Sharp & Savvy: Charles Millard Pratt (1855 – 1935)
by David Mason
Mr. Pratt was born in Brooklyn, New York on November 2, 1855. His father, Charles Pratt Sr. was, at the time, the richest man in Brooklyn and was a partner in the Standard Oil Company with John D. Rockefeller.
By 1879, Charles M. Pratt had graduated from Amherst College and had received an honorary M. A. from Yale, before joining his father’s company, Standard Oil as the company secretary. At various times he was also president and a director of the oil company.
In 1884, he married Mary Seymour Morris, the daughter of the Governor of Connecticut Luzon B. Morris. The Pratt’s had five children.
Mr. Pratt was appointed as a trustee of Amherst College, his alma mater and Vassar College, his wife’s alma mater. He became president of the board of trustees for the Pratt Institute  in New York.
He served on the boards of the Long Island Railroad, and the Brooklyn City Railroad.
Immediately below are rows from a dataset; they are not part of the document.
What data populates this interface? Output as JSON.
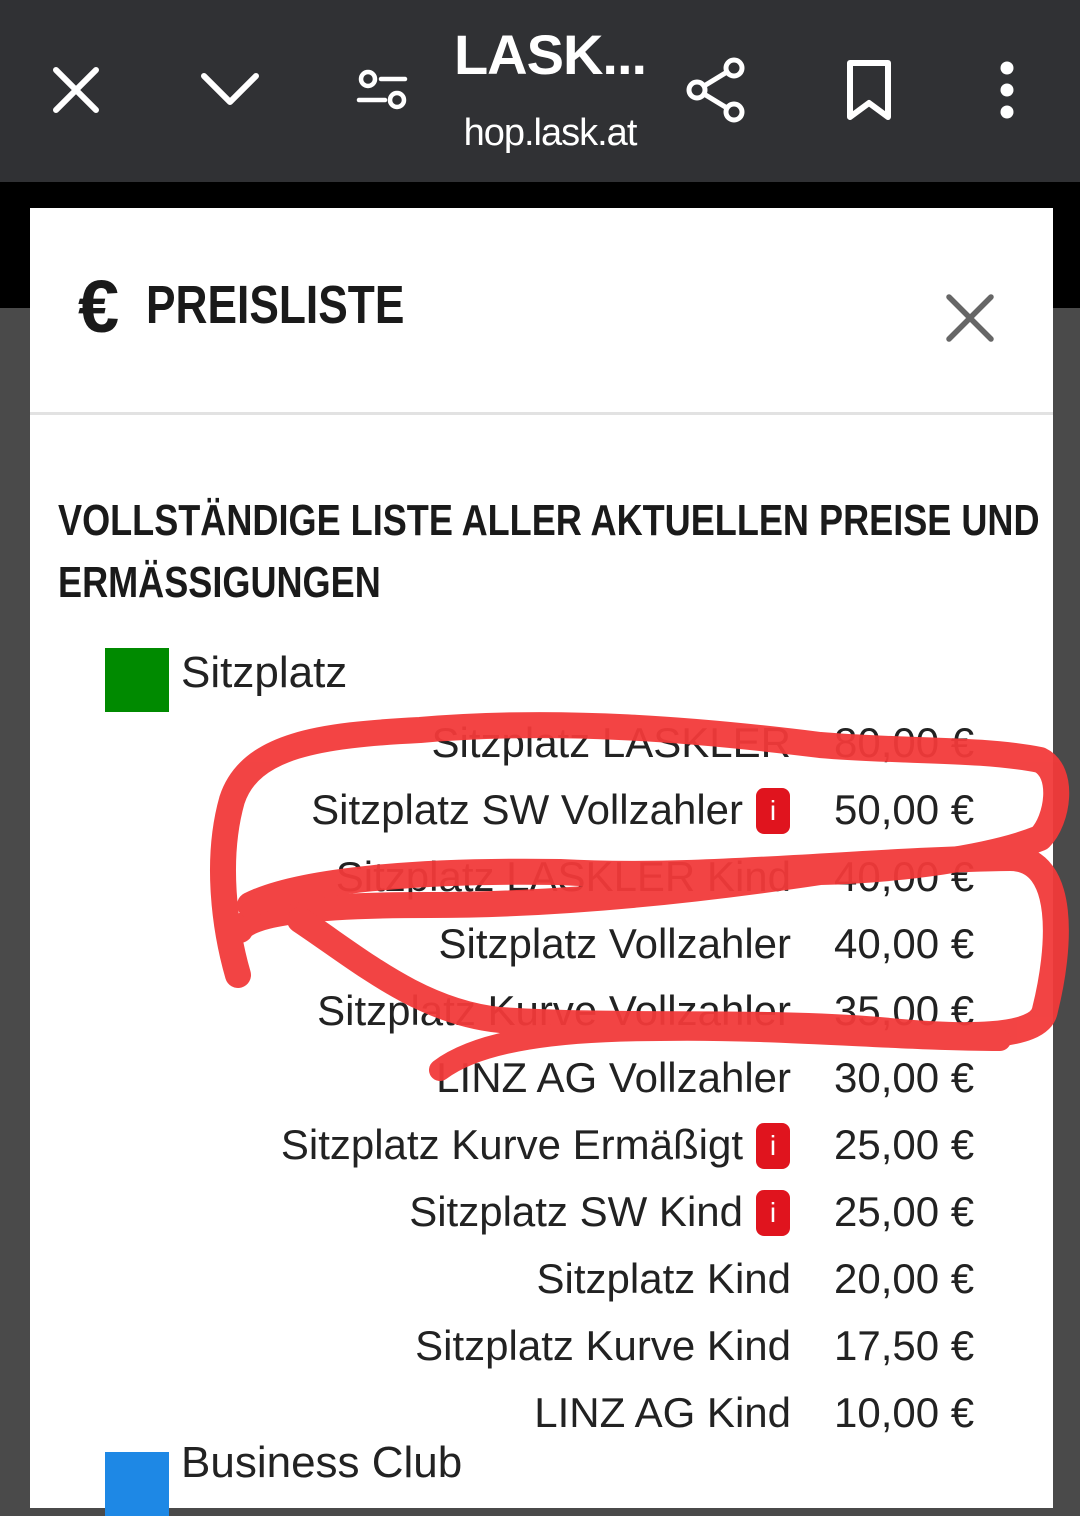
{
  "browser": {
    "title": "LASK...",
    "url": "hop.lask.at"
  },
  "modal": {
    "title": "PREISLISTE",
    "currency_symbol": "€",
    "section_title_line1": "VOLLSTÄNDIGE LISTE ALLER AKTUELLEN PREISE UND",
    "section_title_line2": "ERMÄSSIGUNGEN"
  },
  "categories": [
    {
      "label": "Sitzplatz",
      "color": "#008a00",
      "prices": [
        {
          "name": "Sitzplatz LASKLER",
          "price": "80,00 €",
          "info": false
        },
        {
          "name": "Sitzplatz SW Vollzahler",
          "price": "50,00 €",
          "info": true
        },
        {
          "name": "Sitzplatz LASKLER Kind",
          "price": "40,00 €",
          "info": false
        },
        {
          "name": "Sitzplatz Vollzahler",
          "price": "40,00 €",
          "info": false
        },
        {
          "name": "Sitzplatz Kurve Vollzahler",
          "price": "35,00 €",
          "info": false
        },
        {
          "name": "LINZ AG Vollzahler",
          "price": "30,00 €",
          "info": false
        },
        {
          "name": "Sitzplatz Kurve Ermäßigt",
          "price": "25,00 €",
          "info": true
        },
        {
          "name": "Sitzplatz SW Kind",
          "price": "25,00 €",
          "info": true
        },
        {
          "name": "Sitzplatz Kind",
          "price": "20,00 €",
          "info": false
        },
        {
          "name": "Sitzplatz Kurve Kind",
          "price": "17,50 €",
          "info": false
        },
        {
          "name": "LINZ AG Kind",
          "price": "10,00 €",
          "info": false
        }
      ]
    },
    {
      "label": "Business Club",
      "color": "#1e88e5"
    }
  ],
  "info_glyph": "i",
  "annotation": {
    "color": "#f23a3a"
  }
}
He was a director in the American Express Company, the Mechanics and Metals National Bank and the Union Mortgage Company.
His interests varied as he was also a director in the Pratt and Lambert Paint Company, the Self Winding Clock Company, and the Chelsea Fiber Mills.
Mr. Pratt was the first alumnus to donate a building to Amherst College, the Pratt Gymnasium, erected in 1883.
Discovering Ojai, Mr. and Mrs. Pratt purchased acreage just north of the Foothills Hotel with thoughts of building a winter home here.
Their choice of architects was the popular Greene and Greene bothers. Many glowing articles were being written about the Greenes, and the Pratts decided that they should have them design their new home.
The Greene brothers placed less emphasis on a formal entry and spacious living and dining areas. Instead, the entry door opened directly into the modest living room. Despite the informality, however, all details of the Pratt house design were given the Greenes’ strict attention. Mr. Pratt was a shareholder in the Foothills Hotel and, consequently, they entertained at the hotel rather than at home.
In 1916, with the Nordhoff High School in need of additional classrooms, Mr. Pratt donated the money to build two very important buildings for the school. One was for manual training and the other for domestic science and art. These additions to the school cost Mr. Pratt $25,000. In 1917, when the forest fire swept through the valley, the manual training building was burned and Mr. Pratt had it replaced immediately.*
Charles Millard Pratt became an invalid and bedridden in 1925 and spent the rest of his life at the family estate in Glen Cove, Long Island. His important contributions to the Ojai Valley had come to an end. He died in November of 1935.
The Pratt House is a Ventura County Historical Landmark and a Federal Landmark. For all times this building has been one of the Greene and Greene brothers’ masterpieces.
*As a tribute to Pratt, the 1916 Nordhoff Yearbook included the following poem:
Charles Millard Pratt
To the man from out of the East
Who bears choice gifts
To bless us and those who follow,
Gifts of gold, but also
Gifts of character and the spirit
Of plain democracy,
More enduring,
We dedicate this, our annual.
1916Â Nordhoff Topa Topa Annual
Pratt’s wife was related to Nellie Blacker of the Blacker House in San Marino and it was she who approached Mary Gamble of the Gamble House (also a relative) and Blacker’s sister, wife of Wm. Thorsen of the Thorsen House in Berkeley about the Greenes as designers. All four of the Greene’s Ultimate Bungalows were created through the networking of Nellie B.